Johannesburg - Continental success will come at a huge cost as three South African representatives are set to clock more than 83 800km in travel collectively between next month and July.
South African clubs have always complained about travelling on the continent as – in many instances – there are no direct flights to their destinations, which makes trips taxing as they have to go via other countries, spending hours in transit.
On top of that, they have domestic fixtures to contend with.
Things will be no different this time around as Mamelodi Sundowns, SuperSport United and Platinum Stars travel to Africa’s eastern, northern, western and southern regions.
The defending CAF Champions League winners, Sundowns, will clock the most kilometres with trips to Tunisia, Ethiopia and the Democratic Republic of Congo, which should be the most demanding of them all.
The Brazilians will renew their rivalry with AS Vita Club.
Last year, Sundowns were reinstated into the tournament after Vita were expelled for fielding an ineligible player. The pair is in Group C.
Downs also have Ethiopia’s Saint George and Espérance of Tunisia on their menu.
For their CAF Confederation Cup fixtures, Stars have two trips to north Africa awaiting them as they will visit Tunisia and Algeria.
They also have a regional derby with Swaziland’s Mbabane Swallows. At the end of their African safari, they will have travelled about 30 160km.
Trips to the Democratic Republic of Congo, Gabon and Guinea await United as they try to emulate Sundowns.

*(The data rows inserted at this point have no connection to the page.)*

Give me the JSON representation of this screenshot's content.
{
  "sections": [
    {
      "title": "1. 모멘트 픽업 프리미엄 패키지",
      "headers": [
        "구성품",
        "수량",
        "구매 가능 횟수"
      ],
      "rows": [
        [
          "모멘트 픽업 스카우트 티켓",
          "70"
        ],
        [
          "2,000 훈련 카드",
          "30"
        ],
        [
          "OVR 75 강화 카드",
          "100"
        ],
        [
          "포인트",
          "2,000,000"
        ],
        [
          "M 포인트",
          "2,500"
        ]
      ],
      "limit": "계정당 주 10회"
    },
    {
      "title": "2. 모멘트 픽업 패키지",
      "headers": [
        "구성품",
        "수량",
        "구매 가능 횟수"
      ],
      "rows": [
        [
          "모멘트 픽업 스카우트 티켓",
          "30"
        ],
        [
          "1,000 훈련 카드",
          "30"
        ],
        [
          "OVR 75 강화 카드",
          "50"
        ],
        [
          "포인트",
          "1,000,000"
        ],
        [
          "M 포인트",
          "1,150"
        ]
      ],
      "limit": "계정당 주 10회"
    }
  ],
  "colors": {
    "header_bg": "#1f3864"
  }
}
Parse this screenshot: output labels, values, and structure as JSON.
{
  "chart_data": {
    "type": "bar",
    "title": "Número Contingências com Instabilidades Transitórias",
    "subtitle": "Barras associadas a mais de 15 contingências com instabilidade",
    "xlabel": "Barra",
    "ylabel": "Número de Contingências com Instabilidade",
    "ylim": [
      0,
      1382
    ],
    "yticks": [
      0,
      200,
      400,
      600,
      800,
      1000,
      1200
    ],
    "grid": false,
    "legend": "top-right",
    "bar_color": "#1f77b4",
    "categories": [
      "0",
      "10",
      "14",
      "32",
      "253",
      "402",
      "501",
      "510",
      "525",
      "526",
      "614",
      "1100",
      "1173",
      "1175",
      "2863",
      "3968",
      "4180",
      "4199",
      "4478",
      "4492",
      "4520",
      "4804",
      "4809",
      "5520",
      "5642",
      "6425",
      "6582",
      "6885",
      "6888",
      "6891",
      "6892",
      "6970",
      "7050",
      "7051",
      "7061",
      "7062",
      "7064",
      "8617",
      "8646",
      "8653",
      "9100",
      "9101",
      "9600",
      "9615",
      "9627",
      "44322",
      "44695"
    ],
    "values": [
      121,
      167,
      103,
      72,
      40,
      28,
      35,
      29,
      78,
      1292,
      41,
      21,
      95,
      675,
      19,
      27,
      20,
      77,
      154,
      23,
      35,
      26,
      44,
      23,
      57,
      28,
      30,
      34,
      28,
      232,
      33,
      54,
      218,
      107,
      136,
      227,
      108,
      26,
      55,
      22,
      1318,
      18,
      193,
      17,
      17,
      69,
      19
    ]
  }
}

Both Stars and United said they were inspired by the Brazilians after they lifted the Champions League trophy last year.
Stars’ coach Cavin Johnson and United’s mentor Stuart Baxter said Sundowns motivated them to go full steam.
“When Sundowns got to the final, I am sure the players were talking to each other and there was unity in the country, and this is what they want to create.
"It was a good feeling and we want to create the same vibe,” Baxter recently told City Press.
Challenged his players
The Englishman went as far as dismissing reports that he was not taking continental football seriously. This is after he failed to progress with Kaizer Chiefs in both tournaments in 2015.
“Those were perceptions that people made a big deal about when I was at Chiefs because we took an under-strength team.
"But that was the club’s decision, not mine. I have approached it the same way,” said Baxter.
“When you get this far, you believe you can get through if you get a decent draw. Sometimes you need the luck of a draw so you don’t have to travel the length and breath of the continent.”
Johnson said he sought some advice from Sundowns coach Pitso Mosimane and Roger De Sá, who took Orlando Pirates to the final of the Champions League in 2013, and Eric Tinkler, who was also with the Buccaneers in the final of the Confederation Cup in 2015.
While hailing his side’s progression in the competition, Johnson has challenged his players to bring their great performance to the domestic league.
He is worried by his charges’ below-par display in the Absa Premiership after they lost three consecutive league games.
With the CAF Confederation Cup group stages only beginning this month, Johnson said they would channel all their efforts into improving their position on the log.
He said theirs has been a good ride so far and they wanted more.
“After getting a taste of what it is like, we want to go as far as we can in the competition.
"Our players are maturing as some of them had never travelled outside the country and now they have been to three different countries.”
He said the most challenging aspect of the competition had been to get out of the round-robin stages and qualify for the group stages.
“It is difficult before the group stages because there is no television.
"Officiating has been the biggest challenge because you get to Mozambique and you find Portuguese-speaking officials, or French-speaking officials in Ivory Coast.”
He said Stars conceded penalties in Mozambique and Ivory Coast, and the conditions were shocking in Uganda.
“But these challenges have made our players tough as they got out of their comfort zones and they were forced to think out of the box”.